Classification accuracy of the final signature

An AdaBoost classifier wrapper was used around the random forest algorithm to compute the classification accuracy of the signature gene set. The number of estimators was set to 500 with a learning rate of 0.08 and the criterion for selection was based on entropy. The boosting function is implemented using the Stagewise Additive Modeling with a Multiclass Exponential loss function (SAMME)50. A stratified K-fold was used for cross validation (see supplementary file).
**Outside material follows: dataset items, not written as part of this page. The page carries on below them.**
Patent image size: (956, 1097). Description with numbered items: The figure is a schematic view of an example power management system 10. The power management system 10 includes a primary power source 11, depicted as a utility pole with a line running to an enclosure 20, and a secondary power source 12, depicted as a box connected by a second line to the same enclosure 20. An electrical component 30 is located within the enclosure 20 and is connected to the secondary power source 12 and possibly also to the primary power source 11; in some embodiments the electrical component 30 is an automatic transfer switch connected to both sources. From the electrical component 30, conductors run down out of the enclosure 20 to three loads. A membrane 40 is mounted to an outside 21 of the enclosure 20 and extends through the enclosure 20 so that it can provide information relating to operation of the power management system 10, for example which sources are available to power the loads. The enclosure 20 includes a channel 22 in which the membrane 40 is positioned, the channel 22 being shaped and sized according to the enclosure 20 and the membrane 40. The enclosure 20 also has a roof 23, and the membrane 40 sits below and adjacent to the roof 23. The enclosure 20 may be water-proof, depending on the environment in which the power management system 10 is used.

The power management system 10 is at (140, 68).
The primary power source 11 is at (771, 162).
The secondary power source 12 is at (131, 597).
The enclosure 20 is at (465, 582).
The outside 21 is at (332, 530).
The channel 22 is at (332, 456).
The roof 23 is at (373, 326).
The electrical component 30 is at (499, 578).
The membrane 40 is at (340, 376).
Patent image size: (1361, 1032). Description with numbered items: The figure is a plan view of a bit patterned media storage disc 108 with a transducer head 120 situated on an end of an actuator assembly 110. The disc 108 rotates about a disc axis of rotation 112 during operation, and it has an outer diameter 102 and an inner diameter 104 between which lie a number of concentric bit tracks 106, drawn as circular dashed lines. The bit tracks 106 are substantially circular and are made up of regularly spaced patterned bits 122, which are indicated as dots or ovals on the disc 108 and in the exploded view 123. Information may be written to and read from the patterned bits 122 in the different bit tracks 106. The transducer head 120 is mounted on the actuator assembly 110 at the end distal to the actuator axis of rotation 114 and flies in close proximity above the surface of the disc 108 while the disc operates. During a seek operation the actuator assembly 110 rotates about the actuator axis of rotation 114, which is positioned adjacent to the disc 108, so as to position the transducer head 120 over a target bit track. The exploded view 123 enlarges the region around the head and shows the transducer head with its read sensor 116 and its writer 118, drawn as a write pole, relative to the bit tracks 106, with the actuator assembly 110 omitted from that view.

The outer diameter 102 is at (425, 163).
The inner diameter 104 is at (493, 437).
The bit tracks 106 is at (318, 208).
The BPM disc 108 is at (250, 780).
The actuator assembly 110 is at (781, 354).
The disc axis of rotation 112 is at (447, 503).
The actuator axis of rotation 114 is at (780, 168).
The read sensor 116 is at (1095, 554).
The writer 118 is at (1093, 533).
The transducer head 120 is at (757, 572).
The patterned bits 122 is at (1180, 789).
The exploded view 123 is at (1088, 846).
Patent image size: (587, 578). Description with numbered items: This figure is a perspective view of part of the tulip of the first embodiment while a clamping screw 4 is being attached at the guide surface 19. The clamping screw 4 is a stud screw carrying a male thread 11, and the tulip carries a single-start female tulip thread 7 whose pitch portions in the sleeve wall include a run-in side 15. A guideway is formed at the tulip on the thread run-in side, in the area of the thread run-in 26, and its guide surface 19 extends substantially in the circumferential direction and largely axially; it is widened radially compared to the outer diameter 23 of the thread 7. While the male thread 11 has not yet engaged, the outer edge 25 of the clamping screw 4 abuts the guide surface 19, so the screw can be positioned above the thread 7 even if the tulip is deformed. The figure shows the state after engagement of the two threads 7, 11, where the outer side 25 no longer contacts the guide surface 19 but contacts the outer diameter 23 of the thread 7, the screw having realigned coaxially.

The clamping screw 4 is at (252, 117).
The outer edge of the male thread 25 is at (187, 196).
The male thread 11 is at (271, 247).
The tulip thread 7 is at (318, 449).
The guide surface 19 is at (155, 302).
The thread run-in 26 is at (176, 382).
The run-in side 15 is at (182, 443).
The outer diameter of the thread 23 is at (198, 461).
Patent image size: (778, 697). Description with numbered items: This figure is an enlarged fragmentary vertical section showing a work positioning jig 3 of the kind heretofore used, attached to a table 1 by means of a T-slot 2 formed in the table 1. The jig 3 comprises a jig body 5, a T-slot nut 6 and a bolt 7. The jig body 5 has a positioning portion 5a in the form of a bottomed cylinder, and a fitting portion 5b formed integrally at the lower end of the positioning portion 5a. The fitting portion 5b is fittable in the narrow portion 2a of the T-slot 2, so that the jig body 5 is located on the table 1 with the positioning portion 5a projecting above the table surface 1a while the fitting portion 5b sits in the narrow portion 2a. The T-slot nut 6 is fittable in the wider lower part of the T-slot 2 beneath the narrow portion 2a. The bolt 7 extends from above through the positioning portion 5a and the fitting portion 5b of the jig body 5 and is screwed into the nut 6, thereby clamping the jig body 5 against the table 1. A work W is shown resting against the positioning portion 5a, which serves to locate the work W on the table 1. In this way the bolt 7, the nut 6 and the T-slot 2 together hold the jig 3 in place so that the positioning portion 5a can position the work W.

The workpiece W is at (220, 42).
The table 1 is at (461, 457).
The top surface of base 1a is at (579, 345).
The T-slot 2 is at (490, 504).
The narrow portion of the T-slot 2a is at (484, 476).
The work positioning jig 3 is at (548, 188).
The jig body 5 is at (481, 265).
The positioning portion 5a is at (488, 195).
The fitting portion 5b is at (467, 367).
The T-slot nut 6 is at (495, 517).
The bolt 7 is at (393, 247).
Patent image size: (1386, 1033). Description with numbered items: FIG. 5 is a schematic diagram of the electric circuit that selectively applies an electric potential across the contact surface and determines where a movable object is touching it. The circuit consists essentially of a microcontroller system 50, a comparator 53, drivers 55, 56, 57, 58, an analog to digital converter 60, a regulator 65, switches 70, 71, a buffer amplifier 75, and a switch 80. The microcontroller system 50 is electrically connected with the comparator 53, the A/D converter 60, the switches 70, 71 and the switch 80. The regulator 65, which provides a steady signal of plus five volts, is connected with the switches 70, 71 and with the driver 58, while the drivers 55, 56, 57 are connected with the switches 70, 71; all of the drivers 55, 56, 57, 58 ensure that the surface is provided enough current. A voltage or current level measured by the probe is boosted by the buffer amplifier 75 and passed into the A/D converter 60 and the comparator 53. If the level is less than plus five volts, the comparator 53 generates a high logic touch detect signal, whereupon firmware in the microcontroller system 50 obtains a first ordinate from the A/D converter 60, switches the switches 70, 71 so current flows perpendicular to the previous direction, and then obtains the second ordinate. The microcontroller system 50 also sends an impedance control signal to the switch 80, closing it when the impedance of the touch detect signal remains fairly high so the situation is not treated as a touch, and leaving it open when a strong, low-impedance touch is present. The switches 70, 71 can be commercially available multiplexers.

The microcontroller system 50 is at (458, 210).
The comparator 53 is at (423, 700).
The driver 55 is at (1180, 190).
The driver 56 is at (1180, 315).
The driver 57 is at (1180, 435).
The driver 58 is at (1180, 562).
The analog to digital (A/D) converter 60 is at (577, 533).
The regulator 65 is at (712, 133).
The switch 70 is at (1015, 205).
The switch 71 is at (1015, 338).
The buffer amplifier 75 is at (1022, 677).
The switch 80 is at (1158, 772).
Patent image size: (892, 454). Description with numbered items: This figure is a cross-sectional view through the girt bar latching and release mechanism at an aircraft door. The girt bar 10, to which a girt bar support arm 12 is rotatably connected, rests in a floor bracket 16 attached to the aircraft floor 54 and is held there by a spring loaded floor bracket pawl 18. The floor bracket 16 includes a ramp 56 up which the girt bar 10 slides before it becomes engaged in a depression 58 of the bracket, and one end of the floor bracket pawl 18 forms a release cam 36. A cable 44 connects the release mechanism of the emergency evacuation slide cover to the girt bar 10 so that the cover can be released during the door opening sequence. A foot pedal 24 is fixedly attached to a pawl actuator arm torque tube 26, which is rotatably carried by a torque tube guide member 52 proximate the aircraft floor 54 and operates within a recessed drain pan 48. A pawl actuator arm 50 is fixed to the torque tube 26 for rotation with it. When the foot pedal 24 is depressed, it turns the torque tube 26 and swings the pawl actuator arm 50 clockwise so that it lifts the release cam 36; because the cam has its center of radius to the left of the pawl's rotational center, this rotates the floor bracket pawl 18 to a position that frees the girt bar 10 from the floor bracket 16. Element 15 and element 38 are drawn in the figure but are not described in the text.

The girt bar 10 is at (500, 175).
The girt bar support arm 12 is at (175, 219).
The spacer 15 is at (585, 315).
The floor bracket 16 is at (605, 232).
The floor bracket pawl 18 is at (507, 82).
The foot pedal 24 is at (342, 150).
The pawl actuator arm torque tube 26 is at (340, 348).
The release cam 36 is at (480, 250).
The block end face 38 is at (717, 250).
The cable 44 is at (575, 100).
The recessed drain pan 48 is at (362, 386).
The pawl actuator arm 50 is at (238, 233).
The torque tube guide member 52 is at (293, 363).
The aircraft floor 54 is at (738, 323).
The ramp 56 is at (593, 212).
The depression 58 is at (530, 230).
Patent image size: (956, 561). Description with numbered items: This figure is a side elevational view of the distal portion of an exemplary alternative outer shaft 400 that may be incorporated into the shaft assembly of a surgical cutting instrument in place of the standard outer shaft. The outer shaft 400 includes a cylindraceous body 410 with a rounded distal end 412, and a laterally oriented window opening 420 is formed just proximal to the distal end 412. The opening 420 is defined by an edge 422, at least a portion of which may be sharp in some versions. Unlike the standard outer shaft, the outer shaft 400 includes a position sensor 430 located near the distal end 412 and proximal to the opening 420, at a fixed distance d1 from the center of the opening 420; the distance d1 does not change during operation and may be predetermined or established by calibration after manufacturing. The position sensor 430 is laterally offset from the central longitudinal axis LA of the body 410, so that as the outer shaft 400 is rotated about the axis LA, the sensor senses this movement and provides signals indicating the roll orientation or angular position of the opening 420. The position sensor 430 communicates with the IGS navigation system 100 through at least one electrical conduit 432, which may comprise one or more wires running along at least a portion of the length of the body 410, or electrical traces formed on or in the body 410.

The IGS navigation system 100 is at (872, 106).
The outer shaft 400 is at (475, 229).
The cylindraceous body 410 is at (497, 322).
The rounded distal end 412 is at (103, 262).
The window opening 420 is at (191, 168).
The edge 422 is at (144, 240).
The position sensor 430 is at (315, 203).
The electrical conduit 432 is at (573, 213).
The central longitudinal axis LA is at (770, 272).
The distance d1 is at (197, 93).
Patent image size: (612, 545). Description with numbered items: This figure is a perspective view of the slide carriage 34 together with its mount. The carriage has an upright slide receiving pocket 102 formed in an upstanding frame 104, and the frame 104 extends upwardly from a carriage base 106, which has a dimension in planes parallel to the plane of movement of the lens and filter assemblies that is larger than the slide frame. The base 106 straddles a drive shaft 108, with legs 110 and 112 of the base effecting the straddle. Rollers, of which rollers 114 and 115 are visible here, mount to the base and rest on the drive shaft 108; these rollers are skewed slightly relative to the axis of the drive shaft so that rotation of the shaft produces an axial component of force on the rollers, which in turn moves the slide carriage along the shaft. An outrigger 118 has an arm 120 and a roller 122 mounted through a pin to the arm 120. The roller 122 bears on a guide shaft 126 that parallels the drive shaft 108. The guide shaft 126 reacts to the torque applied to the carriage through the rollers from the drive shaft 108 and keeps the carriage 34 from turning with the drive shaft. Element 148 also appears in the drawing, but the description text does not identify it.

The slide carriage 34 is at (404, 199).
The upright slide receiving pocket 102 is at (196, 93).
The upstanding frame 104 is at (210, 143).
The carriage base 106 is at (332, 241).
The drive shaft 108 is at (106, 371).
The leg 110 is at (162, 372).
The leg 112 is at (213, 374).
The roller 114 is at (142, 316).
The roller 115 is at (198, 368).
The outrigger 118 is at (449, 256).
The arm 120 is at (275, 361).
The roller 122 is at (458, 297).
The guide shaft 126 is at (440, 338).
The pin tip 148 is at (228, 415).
Validation in the Leeds Melanoma Cohort

Three types of analysis were performed in transcriptomic data in the Leeds Melanoma Cohort using the top ranked network genes:

  1. 1)

    Univariable and multivariable association with melanoma-specific survival (MSS) in a Cox proportional hazards regression, adjusted and unadjusted for patient age at diagnosis, gender, AJCC stage and tumour site.

  2. 2)

    Univariable association of each gene with melanoma histological features using the Kruskall-Wallis test for the categorical variables (AJCC stage, ulceration) and the Spearman correlation coefficient for continuous variables (Breslow thickness and mitotic rate).

  3. 3)

    A composite gene expression score was created by calculating a weighted sum of the expression of each gene. The weight was the univariable log hazard-ratio from MSS analysis in a random selection of 2/3 of the dataset (training set). This score was then applied to the remaining 1/3 (test set) to assess its prediction of MSS and association with tumour histology (AJCC, ulceration, Breslow thickness and mitotic rate). The score’s stability was assessed by removing one by one the genes that had earlier shown the smallest independent effect on MSS in multivariable analyses.